Immediately, he was on the move, dropping a shirt over his head and darting from his room, though still in his stocking feet. He was already descending the stairs as his father’s butler was opening the door to a frantic knock.
“Mayfield,” he said not permitting the butler even to ask of the urgency, “what is amiss at William’s Wood?”
“Don’t quite know, colonel,” the young man said. “Mr. Jessie roused me out a bit short of one in the night. Told me to bring ye this.” He handed Edward a folded over piece of paper.
Though he feared opening it, Edward broke the small spat of wax holding the sheets together. He moved to the side to take advantage of a candle in a sconce so he might scan it quickly to know the gist of the problem. “Mr. Arnold,” he told the butler, “have someone saddle my horse immediately. See that Mayfield here is fed and knows rest before he must return to my brother’s estate.”

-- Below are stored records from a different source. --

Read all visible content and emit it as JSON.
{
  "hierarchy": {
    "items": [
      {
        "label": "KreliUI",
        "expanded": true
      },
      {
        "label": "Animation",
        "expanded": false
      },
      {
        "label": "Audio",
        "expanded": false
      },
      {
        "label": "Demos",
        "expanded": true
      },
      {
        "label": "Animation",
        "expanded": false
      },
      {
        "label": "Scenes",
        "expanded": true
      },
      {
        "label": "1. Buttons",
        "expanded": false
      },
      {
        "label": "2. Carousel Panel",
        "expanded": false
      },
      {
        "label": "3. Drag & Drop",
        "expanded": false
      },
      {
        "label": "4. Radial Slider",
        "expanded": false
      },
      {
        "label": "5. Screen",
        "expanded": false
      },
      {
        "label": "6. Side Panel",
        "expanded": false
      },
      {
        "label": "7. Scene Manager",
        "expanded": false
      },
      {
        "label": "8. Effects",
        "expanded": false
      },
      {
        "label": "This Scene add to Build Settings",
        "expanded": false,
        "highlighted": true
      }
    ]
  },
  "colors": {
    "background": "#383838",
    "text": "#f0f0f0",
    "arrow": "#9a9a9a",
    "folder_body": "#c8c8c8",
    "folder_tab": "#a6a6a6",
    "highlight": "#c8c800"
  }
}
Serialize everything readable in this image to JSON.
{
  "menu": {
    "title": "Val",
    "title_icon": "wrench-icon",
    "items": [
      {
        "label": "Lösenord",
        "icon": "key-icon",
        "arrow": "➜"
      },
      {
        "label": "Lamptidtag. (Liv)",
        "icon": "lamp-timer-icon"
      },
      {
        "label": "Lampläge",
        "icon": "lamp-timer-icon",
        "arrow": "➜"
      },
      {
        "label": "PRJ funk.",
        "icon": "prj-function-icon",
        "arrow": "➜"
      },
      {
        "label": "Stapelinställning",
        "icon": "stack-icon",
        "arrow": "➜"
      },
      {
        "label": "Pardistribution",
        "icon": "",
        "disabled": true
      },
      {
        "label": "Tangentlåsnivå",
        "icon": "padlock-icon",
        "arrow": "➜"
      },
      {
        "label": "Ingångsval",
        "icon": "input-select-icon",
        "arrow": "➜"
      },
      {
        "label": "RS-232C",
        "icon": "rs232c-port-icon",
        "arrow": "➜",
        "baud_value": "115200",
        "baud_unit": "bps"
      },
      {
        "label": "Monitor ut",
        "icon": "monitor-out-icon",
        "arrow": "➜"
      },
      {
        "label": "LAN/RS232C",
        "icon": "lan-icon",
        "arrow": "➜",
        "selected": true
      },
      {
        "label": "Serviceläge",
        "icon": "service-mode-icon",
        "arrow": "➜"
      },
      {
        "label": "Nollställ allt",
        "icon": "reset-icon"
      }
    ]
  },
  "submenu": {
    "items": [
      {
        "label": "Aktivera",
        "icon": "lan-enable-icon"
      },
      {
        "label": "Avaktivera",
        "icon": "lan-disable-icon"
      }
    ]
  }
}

“Yes, sir. Should I send up your man/”
“I do not have the time,” he said as he turned in the direction of his quarters. “Do send word, though, to Captain Carlson. Inform him there has been a family situation which requires my immediate attention.”
“I pray it is not Lord Lindale, sir,” Arnold said in apparent worry.
“No. Lindale is unchanged, but one of the children is not.”
Before he climbed into his saddle, a little over a quarter hour later, he handed off a note he had managed to write to his cousin. “Have someone carry this note to Mr. Darcy.”